On the other hand, speaker verification verifies and confirms whether new input speaker identity matches the enrolled voice. It calculates the similarity between the uttered voice and the enrolled voice, then determines whether to accept or reject the uttered voice. The output of this technology can be ‘Yes’ or ‘No’.
Therefore, when a stranger’s voice is input, speaker identification identifies the most similar enrolled voice to the utterance, while speaker verification determines whether the utterance matches any enrolled voices.
Speaker verification technology can play an important role in sectors requiring individual profile creation, such as banking services or services requiring advanced bio-verification technology and it can ensure enforced safety. Speaker identification technology can be used in meeting transcripts or controlling IoT devices which multi-user uses.
3. Speaker Recognition — Text-Dependent and Text-Independent
Speaker recognition technology can be used in two different ways — text-dependent or text-independent. For text-dependent methods, the recognition of the speaker requires the utterance to be in a designated form or phrase, such as the phrase “I solemnly swear that I am up to no good”. Although this method is less convenient, it demonstrates a higher recognition rate.
Unlike text-independent, text-independent methods do not limit the form or phrases uttered. With this technology, even if the speaker says “I thoughtlessly swear that I am up to good”, it can still identify and verify the speaker. However, it requires more advanced technology, and the overall recognition rate is comparatively lower.
Not covered in detail here, the speaker separation technology can separate the individual speech signals of each speaker from the situation where multiple speakers are talking simultaneously. This technology can be used in making transcripts of video contents or providing additional assistance for the hearing-impaired.
To improve speaker recognition technology, several factors need to be considered. For example, the speaker might cough during speaking or the speaking environment contains many noises, and the speaker’s voice can be changed depending on their age, health condition or even voice break. Therefore, considering these complex variables can be the key to advanced speaker recognition technology.
4. What’s going on Cochl?
Meet our motto, ‘Creating ears for artificial intelligence’, as we conduct various experiments to enhance our Sound AI service. Today, I’d like to introduce one of these experiments, the ‘Meeting Note’ project.

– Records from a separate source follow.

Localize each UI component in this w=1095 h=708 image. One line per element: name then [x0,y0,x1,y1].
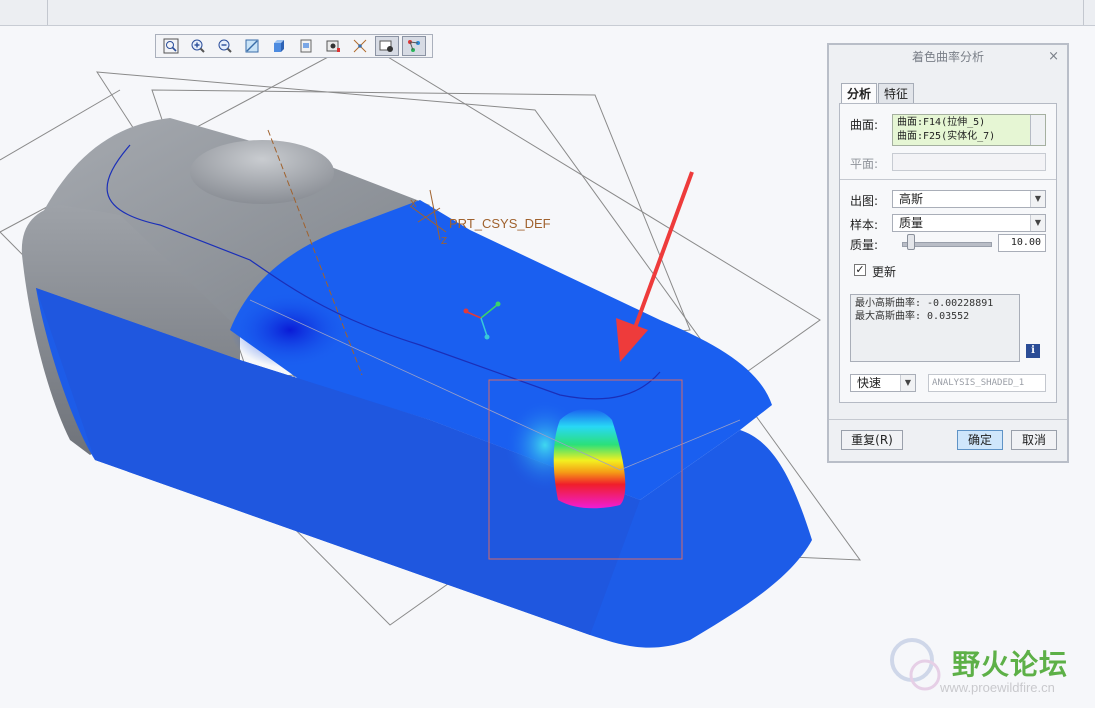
watermark-logo-icon [890,638,941,691]
repaint-button[interactable] [240,36,264,56]
gray-hump [190,140,334,204]
sample-label: 样本: [850,218,879,232]
sample-value: 质量 [899,216,924,230]
view-toolbar [155,34,433,58]
surface-collector[interactable]: 曲面:F14(拉伸_5) 曲面:F25(实体化_7) [892,114,1046,146]
checkmark-icon: ✓ [855,263,865,276]
surface-scrollbar[interactable] [1030,115,1045,145]
zoom-fit-icon [163,38,179,54]
output-value: 高斯 [899,192,924,206]
csys-axis-z: Z [441,236,447,247]
max-gauss-curvature: 最大高斯曲率: 0.03552 [855,311,970,322]
annotation-display-button[interactable] [375,36,399,56]
quality-input[interactable]: 10.00 [998,234,1046,252]
result-display: 最小高斯曲率: -0.00228891 最大高斯曲率: 0.03552 [850,294,1020,362]
dialog-title: 着色曲率分析 [911,50,984,64]
zoom-out-button[interactable] [213,36,237,56]
plane-label: 平面: [850,157,879,171]
view-manager-icon [326,40,340,52]
repaint-icon [245,39,259,53]
quality-slider-thumb[interactable] [907,234,916,250]
plane-collector[interactable] [892,153,1046,171]
surface-item-2[interactable]: 曲面:F25(实体化_7) [897,130,1041,144]
watermark-title: 野火论坛 [952,648,1069,681]
tab-analysis[interactable]: 分析 [841,83,878,105]
display-style-icon [274,40,284,52]
display-style-button[interactable] [267,36,291,56]
watermark-url: www.proewildfire.cn [940,680,1055,695]
menu-separator [1083,0,1084,25]
zoom-in-icon [191,39,205,53]
zoom-fit-button[interactable] [159,36,183,56]
csys-axis-x: X [410,199,417,210]
datum-display-button[interactable] [348,36,372,56]
zoom-out-icon [218,39,232,53]
cancel-button[interactable]: 取消 [1011,430,1057,450]
dark-blue-zone [230,292,350,368]
repeat-button[interactable]: 重复(R) [841,430,903,450]
analysis-display-icon [408,40,420,52]
analysis-name-input[interactable]: ANALYSIS_SHADED_1 [928,374,1046,392]
analysis-display-button[interactable] [402,36,426,56]
quality-slider-track[interactable] [902,242,992,247]
ok-button[interactable]: 确定 [957,430,1003,450]
quick-mode-select[interactable]: 快速 ▼ [850,374,916,392]
saved-views-button[interactable] [294,36,318,56]
menu-separator [47,0,48,25]
panel-divider [840,179,1056,180]
top-menu-bar [0,0,1095,26]
dialog-separator [829,419,1067,420]
quick-mode-value: 快速 [857,376,882,390]
chevron-down-icon: ▼ [1030,215,1045,231]
csys-label: PRT_CSYS_DEF [449,216,551,231]
output-label: 出图: [850,194,879,208]
chevron-down-icon: ▼ [900,375,915,391]
sample-select[interactable]: 质量 ▼ [892,214,1046,232]
info-icon[interactable]: i [1026,344,1040,358]
view-manager-button[interactable] [321,36,345,56]
chevron-down-icon: ▼ [1030,191,1045,207]
surface-label: 曲面: [850,118,879,132]
zoom-in-button[interactable] [186,36,210,56]
dialog-tabs: 分析 特征 [841,83,915,105]
output-select[interactable]: 高斯 ▼ [892,190,1046,208]
dialog-title-bar: 着色曲率分析 × [829,45,1067,69]
update-label: 更新 [872,265,897,279]
datum-display-icon [353,39,367,53]
min-gauss-curvature: 最小高斯曲率: -0.00228891 [855,298,994,309]
shaded-curvature-dialog: 着色曲率分析 × 分析 特征 曲面: 曲面:F14(拉伸_5) 曲面:F25(实… [827,43,1069,463]
quality-label: 质量: [850,238,879,252]
saved-views-icon [300,39,312,53]
surface-item-1[interactable]: 曲面:F14(拉伸_5) [897,116,1041,130]
tab-feature[interactable]: 特征 [878,83,915,104]
update-checkbox[interactable]: ✓ [854,264,866,276]
analysis-panel: 曲面: 曲面:F14(拉伸_5) 曲面:F25(实体化_7) 平面: 出图: 高… [839,103,1057,403]
close-icon[interactable]: × [1048,45,1059,69]
annotation-display-icon [379,40,393,52]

Meeting Notes utilize Cochl’s speaker identification technology to create meaningful meeting time for attendees. Users register their voices by recording designated sentences, and when the meeting starts, the system automatically creates meeting notes about who talked about what during the meeting.

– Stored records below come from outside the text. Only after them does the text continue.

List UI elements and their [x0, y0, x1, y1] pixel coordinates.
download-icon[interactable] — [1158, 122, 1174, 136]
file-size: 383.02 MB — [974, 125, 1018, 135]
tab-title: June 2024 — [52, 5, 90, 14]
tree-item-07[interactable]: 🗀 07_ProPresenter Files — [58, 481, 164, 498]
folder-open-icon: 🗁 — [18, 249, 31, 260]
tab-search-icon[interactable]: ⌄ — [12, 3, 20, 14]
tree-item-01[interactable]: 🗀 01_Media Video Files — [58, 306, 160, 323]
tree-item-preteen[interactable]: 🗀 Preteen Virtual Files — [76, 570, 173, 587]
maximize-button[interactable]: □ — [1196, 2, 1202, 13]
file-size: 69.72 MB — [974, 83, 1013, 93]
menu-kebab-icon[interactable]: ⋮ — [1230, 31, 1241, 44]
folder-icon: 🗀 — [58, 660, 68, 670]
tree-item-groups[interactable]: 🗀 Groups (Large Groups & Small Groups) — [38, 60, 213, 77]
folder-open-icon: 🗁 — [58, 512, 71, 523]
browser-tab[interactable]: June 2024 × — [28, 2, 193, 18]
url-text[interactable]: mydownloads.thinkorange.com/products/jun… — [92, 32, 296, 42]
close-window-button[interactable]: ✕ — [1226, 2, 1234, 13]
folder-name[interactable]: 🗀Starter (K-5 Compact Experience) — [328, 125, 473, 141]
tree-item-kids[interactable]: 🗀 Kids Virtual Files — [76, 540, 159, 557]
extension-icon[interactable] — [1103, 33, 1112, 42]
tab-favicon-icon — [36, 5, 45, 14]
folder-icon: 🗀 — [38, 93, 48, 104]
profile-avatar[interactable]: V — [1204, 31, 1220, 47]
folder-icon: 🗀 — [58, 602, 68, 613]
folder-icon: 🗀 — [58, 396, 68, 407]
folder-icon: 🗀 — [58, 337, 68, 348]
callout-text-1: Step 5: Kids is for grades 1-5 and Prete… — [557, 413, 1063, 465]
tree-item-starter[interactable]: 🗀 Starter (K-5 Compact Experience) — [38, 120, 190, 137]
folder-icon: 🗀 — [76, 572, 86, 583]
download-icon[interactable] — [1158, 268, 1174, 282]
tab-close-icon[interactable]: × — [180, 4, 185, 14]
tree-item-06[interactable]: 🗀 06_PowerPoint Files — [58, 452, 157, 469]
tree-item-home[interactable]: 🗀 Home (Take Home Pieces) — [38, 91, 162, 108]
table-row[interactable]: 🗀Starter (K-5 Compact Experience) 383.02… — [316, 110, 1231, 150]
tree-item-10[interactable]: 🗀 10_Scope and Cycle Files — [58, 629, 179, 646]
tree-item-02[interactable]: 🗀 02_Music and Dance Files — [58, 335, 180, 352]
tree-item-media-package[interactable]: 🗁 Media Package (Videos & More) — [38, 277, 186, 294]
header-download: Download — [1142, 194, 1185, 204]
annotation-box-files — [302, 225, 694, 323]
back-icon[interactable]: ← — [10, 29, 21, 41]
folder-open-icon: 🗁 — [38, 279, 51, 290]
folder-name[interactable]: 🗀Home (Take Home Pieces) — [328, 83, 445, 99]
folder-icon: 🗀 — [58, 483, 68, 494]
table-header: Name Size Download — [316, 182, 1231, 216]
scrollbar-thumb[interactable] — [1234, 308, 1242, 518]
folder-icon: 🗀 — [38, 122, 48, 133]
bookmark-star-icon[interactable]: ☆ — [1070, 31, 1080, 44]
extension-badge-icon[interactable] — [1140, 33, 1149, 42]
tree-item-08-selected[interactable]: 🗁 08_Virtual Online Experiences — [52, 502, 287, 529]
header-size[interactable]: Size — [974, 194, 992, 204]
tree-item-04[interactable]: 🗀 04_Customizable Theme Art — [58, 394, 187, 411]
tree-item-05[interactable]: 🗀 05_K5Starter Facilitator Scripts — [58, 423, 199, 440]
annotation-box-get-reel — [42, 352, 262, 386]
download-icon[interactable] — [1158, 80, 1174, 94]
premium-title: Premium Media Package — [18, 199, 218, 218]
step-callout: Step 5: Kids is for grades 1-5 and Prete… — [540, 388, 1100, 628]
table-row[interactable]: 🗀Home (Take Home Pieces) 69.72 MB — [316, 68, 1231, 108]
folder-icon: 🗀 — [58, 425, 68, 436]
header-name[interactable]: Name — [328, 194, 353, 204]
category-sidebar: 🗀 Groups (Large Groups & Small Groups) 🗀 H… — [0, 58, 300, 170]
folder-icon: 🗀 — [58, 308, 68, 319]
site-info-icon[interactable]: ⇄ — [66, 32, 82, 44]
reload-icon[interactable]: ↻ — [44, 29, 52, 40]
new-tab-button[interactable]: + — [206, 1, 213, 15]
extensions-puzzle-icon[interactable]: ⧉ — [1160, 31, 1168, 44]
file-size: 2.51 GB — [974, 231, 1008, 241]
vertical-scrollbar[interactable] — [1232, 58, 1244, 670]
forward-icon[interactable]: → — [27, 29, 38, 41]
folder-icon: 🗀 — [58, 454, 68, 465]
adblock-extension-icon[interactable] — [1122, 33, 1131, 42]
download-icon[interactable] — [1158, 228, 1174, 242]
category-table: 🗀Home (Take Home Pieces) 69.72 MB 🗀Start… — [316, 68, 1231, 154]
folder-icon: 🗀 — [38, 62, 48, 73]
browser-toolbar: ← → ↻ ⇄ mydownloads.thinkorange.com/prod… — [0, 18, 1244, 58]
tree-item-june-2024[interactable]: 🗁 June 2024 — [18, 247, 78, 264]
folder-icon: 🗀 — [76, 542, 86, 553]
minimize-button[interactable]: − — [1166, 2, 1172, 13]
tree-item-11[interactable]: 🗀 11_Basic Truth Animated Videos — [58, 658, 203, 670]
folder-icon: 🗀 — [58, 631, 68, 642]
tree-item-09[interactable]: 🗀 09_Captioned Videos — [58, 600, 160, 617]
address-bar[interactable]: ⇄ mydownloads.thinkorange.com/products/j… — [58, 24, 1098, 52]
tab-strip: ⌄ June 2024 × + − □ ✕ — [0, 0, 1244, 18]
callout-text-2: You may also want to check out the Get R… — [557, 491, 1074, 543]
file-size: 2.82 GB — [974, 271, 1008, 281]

This project combines three technologies: Speech identification (Transforming utterance to text), speaker identification & speaker verification (identifying and confirming right speakers), and speaker separation (isolating speakers’ utterances when multiple speakers are talking simultaneously).
Cochl is continuously conducting new experiments to enhance Cochl.Sense for universal use in the field of Sound AI. Look forward to significant improvements in the upcoming Cochl.Sense release!